University of Tennessee Athletics
17 UT Swimmers Depart for Olympic Trials
June 22, 2012 | Women's Swimming & Diving
June 22, 2012
Seventeen current or former Tennessee swimmers will compete for positions on Team USA beginning Monday at the U.S. Olympic Trials in Omaha, Neb.
The Trials run Monday through July 2 at the CenturyLink Center, which holds more than 13,000 spectators. The top two finishers in each event automatically qualify for the Olympics.
NBC will broadcast the finals every night at 8 p.m. Eastern. All but the fastest heats of preliminaries will be streamed live at usaswimming.org. The fastest heats of preliminaries will be shown tape delayed on NBC Sports.
For news and notes heading into next week:
THE LADY VOL COMPETITORS
The Lady Vols are scheduled to have 13 swimmers in the field, headlined by 2008 Olympic silver medalist Christine Magnuson and 2012 first-team All-SEC performers Jenny Connolly, Kelsey Floyd, Lindsay Gendron, Molly Hannis and Caroline Simmons.

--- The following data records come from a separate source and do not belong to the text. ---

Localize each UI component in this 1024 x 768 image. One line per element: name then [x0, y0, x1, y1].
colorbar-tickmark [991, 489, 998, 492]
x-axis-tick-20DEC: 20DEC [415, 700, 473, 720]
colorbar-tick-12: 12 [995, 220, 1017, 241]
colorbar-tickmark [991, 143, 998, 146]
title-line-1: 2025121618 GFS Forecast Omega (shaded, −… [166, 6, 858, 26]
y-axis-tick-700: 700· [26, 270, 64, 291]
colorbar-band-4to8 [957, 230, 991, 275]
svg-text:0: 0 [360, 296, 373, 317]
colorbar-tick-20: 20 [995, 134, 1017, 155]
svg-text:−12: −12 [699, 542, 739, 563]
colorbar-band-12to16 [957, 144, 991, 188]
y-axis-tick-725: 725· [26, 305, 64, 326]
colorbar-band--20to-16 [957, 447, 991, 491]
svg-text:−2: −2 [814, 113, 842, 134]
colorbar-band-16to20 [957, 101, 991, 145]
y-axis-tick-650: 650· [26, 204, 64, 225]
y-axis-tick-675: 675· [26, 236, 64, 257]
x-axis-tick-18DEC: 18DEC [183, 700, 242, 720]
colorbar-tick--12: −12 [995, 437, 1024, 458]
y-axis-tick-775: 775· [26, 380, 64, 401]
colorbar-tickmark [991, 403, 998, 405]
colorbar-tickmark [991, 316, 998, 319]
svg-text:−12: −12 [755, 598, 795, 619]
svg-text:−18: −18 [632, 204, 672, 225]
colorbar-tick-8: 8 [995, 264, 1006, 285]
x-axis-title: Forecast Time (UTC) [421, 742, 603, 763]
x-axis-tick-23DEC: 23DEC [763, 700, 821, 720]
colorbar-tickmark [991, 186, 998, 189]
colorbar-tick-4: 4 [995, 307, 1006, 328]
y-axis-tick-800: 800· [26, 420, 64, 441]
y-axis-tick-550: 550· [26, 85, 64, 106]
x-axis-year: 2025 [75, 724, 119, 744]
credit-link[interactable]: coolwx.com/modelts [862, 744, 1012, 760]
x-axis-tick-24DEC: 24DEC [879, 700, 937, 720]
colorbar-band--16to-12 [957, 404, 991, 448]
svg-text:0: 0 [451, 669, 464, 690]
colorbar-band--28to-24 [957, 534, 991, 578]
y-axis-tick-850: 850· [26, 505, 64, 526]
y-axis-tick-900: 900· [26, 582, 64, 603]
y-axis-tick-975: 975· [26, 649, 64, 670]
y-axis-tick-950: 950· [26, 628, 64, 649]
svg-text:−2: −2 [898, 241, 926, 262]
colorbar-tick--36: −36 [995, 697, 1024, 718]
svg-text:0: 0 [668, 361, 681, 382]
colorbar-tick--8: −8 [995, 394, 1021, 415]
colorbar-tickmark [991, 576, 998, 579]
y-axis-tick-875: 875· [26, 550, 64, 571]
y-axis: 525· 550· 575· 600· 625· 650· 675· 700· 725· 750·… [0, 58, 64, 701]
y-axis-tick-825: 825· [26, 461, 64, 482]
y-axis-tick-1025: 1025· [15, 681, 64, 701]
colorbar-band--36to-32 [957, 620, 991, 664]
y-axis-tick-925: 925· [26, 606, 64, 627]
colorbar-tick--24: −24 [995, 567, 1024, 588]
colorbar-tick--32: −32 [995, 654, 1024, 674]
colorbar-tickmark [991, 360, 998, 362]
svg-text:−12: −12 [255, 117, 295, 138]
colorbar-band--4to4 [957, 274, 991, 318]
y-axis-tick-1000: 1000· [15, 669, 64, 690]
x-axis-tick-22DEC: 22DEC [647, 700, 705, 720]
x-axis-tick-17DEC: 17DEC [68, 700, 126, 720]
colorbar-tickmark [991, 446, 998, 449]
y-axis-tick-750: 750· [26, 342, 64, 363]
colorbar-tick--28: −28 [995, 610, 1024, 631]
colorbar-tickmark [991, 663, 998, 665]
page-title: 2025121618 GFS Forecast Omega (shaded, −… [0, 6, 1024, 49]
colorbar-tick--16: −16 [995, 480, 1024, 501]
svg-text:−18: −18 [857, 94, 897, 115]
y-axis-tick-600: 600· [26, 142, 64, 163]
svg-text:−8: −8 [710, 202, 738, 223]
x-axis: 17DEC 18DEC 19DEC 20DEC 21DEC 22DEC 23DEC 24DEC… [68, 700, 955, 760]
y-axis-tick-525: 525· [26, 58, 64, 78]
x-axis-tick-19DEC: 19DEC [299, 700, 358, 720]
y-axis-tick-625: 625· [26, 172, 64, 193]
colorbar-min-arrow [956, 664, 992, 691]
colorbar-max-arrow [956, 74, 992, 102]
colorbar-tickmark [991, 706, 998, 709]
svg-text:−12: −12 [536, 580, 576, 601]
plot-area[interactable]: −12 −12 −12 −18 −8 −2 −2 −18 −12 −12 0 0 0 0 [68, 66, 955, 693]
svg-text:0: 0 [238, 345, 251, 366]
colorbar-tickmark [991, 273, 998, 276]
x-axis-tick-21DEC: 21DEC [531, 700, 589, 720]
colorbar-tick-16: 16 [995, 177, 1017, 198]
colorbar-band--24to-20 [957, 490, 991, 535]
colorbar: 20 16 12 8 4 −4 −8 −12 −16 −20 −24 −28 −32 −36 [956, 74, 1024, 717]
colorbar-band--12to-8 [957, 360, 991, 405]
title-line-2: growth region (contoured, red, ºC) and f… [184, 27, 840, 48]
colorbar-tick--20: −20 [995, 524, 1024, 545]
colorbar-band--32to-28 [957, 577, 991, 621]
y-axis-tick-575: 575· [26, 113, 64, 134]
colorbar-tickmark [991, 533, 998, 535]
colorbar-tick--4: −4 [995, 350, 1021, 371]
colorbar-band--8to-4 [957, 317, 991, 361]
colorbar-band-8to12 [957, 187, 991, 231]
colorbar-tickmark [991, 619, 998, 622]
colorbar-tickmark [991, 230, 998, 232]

Magnuson, who won the silver medal in the 100-meter butterfly at the 2008 Olympics, now trains in Arizona and plans to compete in 100 butterfly, the 50 freestyle and the 100 freestyle. She has the second-fastest seed time in the 100 butterfly (57.32 seconds) and is also the event record-holder in the Olympic Trials, swimming in 57.50 to qualify for the 2008 team.
Connolly won two individual titles in her final SEC Championship in February and made headlines last summer by winning the gold medal in the 50-meter backstroke in a meet record-setting performance at the World University Games. She also won silver in the 100 backstroke at the meet.
Connolly is slated to swim in the 100 backstroke and the 100 butterfly. She has the sixth-fastest seed time in the 100 backstroke (1:00.21), a race that promises to be a closely contested one with four swimmers clocking times under a minute. The also has the 12th-fastest seed time in the 100 butterfly (59.02).
Floyd, a rising senior, won the SEC title in the 200-yard butterfly and also took bronze in the 100 butterfly last season as a junior. At the NCAA Championships, she took third place in both those events. She is competing in the 100 butterfly, the 200 butterfly and the 200 freestyle.
Gendron is entered in the most events of the Lady Vols, swimming the gamut of freestyle events: the 100, 200, 400 and 800 races. She placed sixth at NCAAs in the 200 freestyle, and in a show of versatility, also finished 16th in the mile.
THE VOLS IN THE FIELD
Brad Craig, the back-to-back SEC champion for Tennessee in the 100-yard breaststroke in 2010 and 2011, is among the four Vols competing at the trials. He is among the veteran Tennessee swimmers departing for the trials, having competed at the 2008 event. Craig is set to swim the 100 and 200 breaststroke.
Rising junior Samuel Rairden is Tennessee's top returning swimmer, having earned a silver medal in the 100 backstroke at the 2012 SEC Championships. Rairden has one of the busiest schedules of the Tennessee swimmers, set to go in the 100 freestyle, 200 freestyle, 100 backstroke and 100 butterfly.
TENNESSEE IN THE OLYMPICS
The Vols have boasted 19 Olympians in the past, including five who have medaled at the Games. Four Vols swam at the 2008 Olympics in Beijing: Octavio Alesi (Venezuela), Andrew Bree (Ireland), Jonas Persson (Sweden) and Jevon Tarantino (USA).
The Lady Vols have had seven Olympians over the years, including two at the 2008 Games: Magnuson (USA) and Fabiola Molina (Brazil).
Diving coach Dave Parrington has been to the Olympics as both a diver and a coach for Zimbabwe.
DIVING ONGOING
Tori Lamp and Michael Wright still have one day to go in the U.S. Olympic Diving Trials in Federal Way Washington.
Lamp is in fifth place heading into the final round of the women's platform. The rising redshirt junior from Knoxville has a score of 641.15, putting her 62.60 points behind second place. Like the swimming trials, the top two in diving make the Olympic team.
Wright is in 12th place in the finals of men's 3-meter springboard.
The men's 3-meter finals will be held Sunday at noon Pacific (3 p.m. Eastern) with the women's platform to follow. The competition will be televised on NBC.